A história que eu queria contar

Sinto-me roubado. Sempre tive a idéia de escrever o romance da Rua do Porto. Dentro de mim — não sei se por causa de minha história pessoal — o umbigo de Piracicaba está ali, sempre esteve.

Ora, fiz a opção de ser um contador de histórias, nada mais do que isso, dê no que der, custe o que custar. Poderei escrever uma história que tenha Paris como cenário, mas será Piracicaba.

Poderei descrever o Sena, mas será o nosso rio. No fundo, no fundo, somente se escreve aquilo que já se viveu. E é verdade: nada há de novo sob o sol. As pessoas são sempre as mesmas, diferindo apenas em sua própria circunstância. Muda o verniz, a natureza é a mesma. Há diferenças de qualidade em ser amante à margem do Sena ou à margem do rio Piracicaba. Apenas isso, qualidade. Os amantes continuarão sendo amantes. Mas eu me sinto roubado porque venho, carinhosamente, tentando amadurecer a idéia de escrever o romance da Rua do Porto.

Quando eu tinha apenas quatro, lá estava eu — levado pelas mãos de meu pai — brincando na Rua do Porto, nadando no rio, acompanhando o Clube de Regatas. Foi à beira do rio e com os pescadores que aprendi a sentir cheiro de chuva, a reagir à mudança do tempo. Ainda hoje, olho para o céu, vejo-o todo azulado e limpo, consigo falar: “Vai chover …” As pessoas riem-se de mim, mas chove. Aprendi com pescadores, sem jamais ter-me deixado fascinar por pescarias. (Ao longo da vida, pesquei apenas uma vez. Tirei um lambari do rio. Não gostei.)

Aprendi a nadar nesse rio, a descer o salto com pneu amarrado na cintura, a ouvir conversas do Tangará, a ver nascer a “Arapuca”, a andar de barco, indo e descendo o rio, do Regatas ao Bongue. (Até pouco tempo atrás, havia,no Regatas, um barco com o nome de meu pai. Ele era um fazedor de barcos, ai que saudade.)

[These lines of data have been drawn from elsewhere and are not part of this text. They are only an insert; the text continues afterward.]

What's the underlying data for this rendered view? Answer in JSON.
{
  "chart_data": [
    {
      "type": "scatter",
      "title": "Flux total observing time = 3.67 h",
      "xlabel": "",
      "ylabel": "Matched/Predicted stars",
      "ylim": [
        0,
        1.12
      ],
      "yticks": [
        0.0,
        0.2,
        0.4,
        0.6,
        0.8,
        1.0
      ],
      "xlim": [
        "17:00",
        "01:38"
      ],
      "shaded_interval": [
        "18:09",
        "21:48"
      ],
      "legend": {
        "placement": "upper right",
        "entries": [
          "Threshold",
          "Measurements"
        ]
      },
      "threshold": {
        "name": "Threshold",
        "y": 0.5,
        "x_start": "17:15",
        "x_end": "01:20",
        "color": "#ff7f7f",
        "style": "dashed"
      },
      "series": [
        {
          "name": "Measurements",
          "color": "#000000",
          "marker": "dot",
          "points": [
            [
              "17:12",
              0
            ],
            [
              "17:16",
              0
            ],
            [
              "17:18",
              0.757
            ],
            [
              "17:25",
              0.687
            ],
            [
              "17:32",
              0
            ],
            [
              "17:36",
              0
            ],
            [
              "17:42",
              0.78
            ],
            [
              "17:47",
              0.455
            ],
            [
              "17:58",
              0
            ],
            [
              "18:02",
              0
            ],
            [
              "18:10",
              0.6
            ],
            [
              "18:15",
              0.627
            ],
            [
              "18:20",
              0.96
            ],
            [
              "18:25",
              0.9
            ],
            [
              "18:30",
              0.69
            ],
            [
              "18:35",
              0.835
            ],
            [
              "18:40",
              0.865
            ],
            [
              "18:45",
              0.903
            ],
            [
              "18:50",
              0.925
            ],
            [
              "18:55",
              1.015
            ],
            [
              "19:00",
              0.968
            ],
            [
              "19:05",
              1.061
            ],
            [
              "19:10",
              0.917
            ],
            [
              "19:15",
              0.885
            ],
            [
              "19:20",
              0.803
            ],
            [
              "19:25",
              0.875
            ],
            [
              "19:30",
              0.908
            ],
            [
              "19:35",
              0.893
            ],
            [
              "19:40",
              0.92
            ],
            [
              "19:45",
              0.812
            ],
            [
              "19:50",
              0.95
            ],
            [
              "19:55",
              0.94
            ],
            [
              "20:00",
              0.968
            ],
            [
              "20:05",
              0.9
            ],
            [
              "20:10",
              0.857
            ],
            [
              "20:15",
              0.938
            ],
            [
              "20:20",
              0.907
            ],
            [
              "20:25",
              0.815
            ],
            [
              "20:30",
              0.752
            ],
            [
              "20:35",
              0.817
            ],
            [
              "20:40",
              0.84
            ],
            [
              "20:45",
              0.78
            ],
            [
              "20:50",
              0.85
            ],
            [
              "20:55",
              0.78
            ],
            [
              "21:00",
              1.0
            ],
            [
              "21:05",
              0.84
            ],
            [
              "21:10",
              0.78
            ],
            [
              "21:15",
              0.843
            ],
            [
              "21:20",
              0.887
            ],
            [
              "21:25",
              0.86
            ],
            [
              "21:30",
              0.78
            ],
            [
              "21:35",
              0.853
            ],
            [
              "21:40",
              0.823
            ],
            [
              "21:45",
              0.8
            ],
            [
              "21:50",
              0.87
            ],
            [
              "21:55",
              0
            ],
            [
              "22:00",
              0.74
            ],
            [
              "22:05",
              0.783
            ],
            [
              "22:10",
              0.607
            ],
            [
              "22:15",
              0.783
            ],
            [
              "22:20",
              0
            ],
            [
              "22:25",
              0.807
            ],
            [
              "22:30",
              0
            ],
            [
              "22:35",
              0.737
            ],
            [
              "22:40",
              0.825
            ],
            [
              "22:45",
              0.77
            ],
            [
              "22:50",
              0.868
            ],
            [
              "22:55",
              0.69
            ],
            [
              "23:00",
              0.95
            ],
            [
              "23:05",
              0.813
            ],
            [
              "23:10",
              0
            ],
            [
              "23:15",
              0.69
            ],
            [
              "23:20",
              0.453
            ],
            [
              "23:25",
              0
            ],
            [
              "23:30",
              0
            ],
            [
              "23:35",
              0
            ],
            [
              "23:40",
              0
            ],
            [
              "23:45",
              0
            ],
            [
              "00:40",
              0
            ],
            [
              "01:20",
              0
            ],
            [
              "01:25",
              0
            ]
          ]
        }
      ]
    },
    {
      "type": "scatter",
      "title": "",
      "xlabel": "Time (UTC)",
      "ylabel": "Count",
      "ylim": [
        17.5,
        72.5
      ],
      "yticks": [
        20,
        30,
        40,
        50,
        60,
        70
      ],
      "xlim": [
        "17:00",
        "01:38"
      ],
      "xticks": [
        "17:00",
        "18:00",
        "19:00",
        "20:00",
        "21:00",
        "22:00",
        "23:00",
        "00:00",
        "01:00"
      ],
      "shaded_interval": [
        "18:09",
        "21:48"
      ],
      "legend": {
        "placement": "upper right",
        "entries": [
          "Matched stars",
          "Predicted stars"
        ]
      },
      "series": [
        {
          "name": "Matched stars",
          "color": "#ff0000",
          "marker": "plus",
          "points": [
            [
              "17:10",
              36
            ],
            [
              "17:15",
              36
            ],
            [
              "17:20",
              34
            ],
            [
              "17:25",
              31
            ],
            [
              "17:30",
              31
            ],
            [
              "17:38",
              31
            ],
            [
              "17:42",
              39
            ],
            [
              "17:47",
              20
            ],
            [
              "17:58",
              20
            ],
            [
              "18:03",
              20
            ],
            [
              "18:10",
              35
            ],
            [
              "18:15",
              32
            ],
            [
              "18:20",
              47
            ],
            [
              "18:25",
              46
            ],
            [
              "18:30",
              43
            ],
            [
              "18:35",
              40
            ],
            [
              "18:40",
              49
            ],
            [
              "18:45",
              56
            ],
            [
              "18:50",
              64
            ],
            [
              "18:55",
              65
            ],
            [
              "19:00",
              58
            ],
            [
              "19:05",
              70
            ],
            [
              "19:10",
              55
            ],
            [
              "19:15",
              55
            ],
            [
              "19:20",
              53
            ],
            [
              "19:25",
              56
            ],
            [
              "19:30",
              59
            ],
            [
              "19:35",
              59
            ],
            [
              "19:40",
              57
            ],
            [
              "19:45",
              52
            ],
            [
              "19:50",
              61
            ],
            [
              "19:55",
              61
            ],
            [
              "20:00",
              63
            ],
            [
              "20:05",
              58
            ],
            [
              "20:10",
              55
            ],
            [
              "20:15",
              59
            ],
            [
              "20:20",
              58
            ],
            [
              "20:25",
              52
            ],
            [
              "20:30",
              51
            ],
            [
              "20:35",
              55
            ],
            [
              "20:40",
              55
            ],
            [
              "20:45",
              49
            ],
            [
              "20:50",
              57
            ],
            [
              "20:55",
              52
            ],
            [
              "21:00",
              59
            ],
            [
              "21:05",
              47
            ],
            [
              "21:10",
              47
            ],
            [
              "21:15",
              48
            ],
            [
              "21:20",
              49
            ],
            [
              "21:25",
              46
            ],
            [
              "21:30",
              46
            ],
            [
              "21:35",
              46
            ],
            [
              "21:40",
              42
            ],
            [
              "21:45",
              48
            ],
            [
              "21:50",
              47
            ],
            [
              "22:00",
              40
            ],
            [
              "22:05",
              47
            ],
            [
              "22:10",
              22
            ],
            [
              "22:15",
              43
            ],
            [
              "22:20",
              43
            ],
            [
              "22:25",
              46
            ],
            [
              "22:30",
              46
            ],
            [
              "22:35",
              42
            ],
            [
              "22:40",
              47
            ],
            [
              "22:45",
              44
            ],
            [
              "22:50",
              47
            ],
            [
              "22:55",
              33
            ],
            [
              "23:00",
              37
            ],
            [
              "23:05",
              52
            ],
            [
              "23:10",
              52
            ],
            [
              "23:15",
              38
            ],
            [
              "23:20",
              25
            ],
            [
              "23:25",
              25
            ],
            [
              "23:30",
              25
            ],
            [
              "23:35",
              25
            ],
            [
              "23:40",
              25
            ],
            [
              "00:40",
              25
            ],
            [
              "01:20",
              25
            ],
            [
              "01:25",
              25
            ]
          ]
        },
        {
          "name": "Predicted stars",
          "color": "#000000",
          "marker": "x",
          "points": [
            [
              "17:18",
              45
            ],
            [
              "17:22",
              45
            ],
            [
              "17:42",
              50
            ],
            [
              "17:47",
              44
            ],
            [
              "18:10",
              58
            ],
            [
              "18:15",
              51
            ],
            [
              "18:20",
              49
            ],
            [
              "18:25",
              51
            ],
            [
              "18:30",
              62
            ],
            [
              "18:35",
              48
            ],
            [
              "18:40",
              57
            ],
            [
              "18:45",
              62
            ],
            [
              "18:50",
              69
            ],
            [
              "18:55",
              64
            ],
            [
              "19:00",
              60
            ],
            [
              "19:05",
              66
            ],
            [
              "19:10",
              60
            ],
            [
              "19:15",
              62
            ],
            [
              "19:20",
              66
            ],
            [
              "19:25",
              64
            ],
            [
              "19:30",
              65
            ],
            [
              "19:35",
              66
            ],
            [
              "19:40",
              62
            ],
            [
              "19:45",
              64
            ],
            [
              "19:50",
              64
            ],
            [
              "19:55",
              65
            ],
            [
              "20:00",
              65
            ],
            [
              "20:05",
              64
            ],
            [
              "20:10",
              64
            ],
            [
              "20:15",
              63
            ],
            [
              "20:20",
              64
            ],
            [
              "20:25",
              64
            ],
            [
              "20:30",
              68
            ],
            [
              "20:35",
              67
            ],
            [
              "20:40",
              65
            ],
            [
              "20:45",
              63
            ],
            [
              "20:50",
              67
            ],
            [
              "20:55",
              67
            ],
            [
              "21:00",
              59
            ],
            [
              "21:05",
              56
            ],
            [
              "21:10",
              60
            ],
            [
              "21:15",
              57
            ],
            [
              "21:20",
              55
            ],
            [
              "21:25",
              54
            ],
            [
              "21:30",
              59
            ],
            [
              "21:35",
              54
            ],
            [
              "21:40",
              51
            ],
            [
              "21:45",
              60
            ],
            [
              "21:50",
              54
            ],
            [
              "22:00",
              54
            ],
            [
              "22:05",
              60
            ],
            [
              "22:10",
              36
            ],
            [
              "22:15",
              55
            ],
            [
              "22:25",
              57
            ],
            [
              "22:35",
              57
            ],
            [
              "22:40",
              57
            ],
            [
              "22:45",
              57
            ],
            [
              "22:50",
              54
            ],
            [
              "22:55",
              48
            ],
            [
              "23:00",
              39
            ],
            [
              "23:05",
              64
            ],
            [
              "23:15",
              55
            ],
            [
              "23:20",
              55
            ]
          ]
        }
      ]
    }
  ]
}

Pois bem. Ando matutando e matutando, deixando amadurecer a idéia de escrever esse romance da Rua do Porto, desde as senhorinhas que iam passear de barco com sombrinhas, passando pelas prostitutas que lá fizeram ponto, chegando a agora, quando a Rua do Porto renasce, floresce, um útero que chama a cidade de volta para o seu início.

E por que me sinto roubado? Porque, vendo esse florescimento da Rua do Porto, aquilo que, em meu livro, seria ficção se mostra como esplêndida realidade. Somente os prefeitos não veem, não enxergam Pintores, artistas, poetas, cantores, família, boêmios, pobres, ricos – lá estão todos indo à Rua do Porto,fazendo uma nova história. É a história que eu queria contar, mas eles já estão contando.

Só não enxerga a beleza dessa Rua do Porto quem for burro demais, cego demais ou insensível demais. E bom dia.